In her exasperation, she stamps her foot and water splashes everywhere.
“Oh, God. I’m so sorry,” she sputters at the tech who’s been working with her. “I’m sorry.” She covers her face with her hands and slinks down in the chair.
“I’m sorry,” I add, though fixing it is harder. It’s not the water on the floor, but the gross tub water that hit the tech in the face that’s the problem. Ick.
The woman rises and heads to the back.
“Née.” I wait for her to face me. “Teachable moment—” I start despite her groan. “Actions have consequences. We’ll tip her well, but that doesn’t mean that momentary frustration didn’t ruin her day. It absolutely sucks and I’m not making light of it. When you start driving, think of this day. That could kill in a car. It could brutalize if it were words to a classmate. Not getting your way is an annoyance, not a death sentence.”
“I know.” Her voice is petulant; her hang-gliding mood is gone.
Might as well rip off the Band-Aid and pile on the challenges. I explain Freddie and how RoRo has taken him under her wing like she did me, that she’s asked about me renting the house to him, that he seems a familiar spirit to our ragtag family dynamic.

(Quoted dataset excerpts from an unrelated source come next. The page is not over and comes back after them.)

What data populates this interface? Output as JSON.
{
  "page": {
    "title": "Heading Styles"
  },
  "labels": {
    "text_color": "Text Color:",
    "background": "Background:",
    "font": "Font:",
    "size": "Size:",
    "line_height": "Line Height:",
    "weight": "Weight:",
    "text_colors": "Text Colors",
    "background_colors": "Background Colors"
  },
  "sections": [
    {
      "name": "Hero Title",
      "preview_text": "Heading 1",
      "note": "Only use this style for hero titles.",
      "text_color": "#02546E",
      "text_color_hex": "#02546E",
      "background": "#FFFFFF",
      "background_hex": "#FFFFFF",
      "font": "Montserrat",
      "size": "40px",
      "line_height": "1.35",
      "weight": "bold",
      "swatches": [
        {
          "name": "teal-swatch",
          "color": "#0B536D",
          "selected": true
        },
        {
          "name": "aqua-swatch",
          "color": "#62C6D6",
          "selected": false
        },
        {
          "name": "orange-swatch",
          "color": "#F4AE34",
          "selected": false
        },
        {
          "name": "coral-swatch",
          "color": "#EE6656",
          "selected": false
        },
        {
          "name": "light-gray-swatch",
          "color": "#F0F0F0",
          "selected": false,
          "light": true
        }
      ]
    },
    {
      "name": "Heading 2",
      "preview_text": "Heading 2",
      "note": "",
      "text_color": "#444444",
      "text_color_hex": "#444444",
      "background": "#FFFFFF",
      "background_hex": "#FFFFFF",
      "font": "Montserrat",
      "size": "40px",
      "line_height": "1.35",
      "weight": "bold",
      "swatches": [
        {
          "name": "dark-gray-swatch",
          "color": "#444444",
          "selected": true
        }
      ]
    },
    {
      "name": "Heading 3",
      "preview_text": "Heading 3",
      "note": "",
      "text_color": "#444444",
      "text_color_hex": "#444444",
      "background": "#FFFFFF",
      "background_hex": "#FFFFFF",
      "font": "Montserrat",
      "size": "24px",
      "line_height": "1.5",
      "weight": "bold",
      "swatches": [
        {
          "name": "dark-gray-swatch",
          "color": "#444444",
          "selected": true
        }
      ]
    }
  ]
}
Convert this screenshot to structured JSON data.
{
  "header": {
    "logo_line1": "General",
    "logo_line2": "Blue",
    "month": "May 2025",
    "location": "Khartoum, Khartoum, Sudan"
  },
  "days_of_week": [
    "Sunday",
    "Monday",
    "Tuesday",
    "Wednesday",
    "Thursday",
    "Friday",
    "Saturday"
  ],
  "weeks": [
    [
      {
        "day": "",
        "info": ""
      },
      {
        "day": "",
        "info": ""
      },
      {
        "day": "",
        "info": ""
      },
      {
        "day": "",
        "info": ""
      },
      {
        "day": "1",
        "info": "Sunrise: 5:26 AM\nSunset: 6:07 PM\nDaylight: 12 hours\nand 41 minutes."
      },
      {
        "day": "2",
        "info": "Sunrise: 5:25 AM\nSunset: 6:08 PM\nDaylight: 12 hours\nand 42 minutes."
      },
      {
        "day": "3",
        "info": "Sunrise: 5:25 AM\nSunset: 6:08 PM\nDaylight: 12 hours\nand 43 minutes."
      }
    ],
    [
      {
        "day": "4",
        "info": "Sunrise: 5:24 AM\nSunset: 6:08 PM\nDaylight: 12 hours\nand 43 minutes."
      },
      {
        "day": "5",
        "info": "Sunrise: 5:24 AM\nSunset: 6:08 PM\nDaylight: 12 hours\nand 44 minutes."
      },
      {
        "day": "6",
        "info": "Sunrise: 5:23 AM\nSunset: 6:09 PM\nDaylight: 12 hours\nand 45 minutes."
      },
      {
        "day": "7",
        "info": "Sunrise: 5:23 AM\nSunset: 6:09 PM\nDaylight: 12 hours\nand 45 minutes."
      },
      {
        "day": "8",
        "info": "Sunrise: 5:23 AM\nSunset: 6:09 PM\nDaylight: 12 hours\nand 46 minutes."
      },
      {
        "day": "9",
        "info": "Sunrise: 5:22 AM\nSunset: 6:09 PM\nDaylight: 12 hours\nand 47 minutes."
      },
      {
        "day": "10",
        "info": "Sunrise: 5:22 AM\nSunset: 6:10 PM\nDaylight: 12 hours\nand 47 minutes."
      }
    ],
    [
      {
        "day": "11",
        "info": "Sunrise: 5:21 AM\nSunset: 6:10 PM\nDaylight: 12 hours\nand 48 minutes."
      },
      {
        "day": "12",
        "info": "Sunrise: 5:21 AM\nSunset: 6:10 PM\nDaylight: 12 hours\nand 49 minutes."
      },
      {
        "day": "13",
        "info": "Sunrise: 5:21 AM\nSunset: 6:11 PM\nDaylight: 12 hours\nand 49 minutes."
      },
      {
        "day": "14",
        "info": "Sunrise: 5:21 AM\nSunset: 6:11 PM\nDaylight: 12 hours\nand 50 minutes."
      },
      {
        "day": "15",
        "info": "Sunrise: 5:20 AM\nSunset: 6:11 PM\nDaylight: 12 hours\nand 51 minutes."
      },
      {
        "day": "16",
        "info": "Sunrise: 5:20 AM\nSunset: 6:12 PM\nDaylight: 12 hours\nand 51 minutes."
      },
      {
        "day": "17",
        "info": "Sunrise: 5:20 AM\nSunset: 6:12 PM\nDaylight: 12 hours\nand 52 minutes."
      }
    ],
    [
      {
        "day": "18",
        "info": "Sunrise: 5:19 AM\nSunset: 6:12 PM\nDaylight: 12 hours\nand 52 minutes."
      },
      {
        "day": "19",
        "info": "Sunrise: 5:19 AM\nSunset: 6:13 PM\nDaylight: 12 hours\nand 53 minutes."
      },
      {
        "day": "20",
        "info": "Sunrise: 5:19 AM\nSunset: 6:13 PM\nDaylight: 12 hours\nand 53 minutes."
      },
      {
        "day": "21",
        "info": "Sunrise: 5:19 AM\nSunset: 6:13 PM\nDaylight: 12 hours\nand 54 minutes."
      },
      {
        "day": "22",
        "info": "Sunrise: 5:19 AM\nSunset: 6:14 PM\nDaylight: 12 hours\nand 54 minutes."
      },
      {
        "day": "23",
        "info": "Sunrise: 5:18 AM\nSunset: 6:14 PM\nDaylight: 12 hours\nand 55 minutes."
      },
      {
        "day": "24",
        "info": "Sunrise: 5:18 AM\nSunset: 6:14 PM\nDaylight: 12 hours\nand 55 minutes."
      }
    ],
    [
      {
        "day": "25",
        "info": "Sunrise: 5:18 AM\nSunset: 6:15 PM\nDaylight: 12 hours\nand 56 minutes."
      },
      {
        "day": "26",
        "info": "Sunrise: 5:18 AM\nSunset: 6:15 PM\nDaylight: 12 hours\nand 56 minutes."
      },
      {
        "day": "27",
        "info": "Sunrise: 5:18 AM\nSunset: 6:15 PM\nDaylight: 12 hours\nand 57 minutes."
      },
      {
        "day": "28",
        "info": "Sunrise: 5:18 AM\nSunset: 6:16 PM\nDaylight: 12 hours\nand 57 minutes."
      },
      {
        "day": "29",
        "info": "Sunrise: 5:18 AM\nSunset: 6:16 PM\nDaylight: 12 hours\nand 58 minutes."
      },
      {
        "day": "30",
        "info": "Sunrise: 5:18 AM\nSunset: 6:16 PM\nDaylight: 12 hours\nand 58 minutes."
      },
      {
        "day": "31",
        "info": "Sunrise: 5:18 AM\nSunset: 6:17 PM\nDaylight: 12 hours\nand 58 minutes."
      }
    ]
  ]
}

“Will he be at family dinners?”
“I don’t know. Maybe?” I answer her question with a question of my own. “I’d say no, but who knows. RoRo has only done this once before, and it’s how we became family.”
“Too much is changing.”
“A lot is changing. Some of that got you hang gliding today with Ayla. Change is inevitable. And it’s not all bad.”
“I want to stay at my old school to finish out middle school.”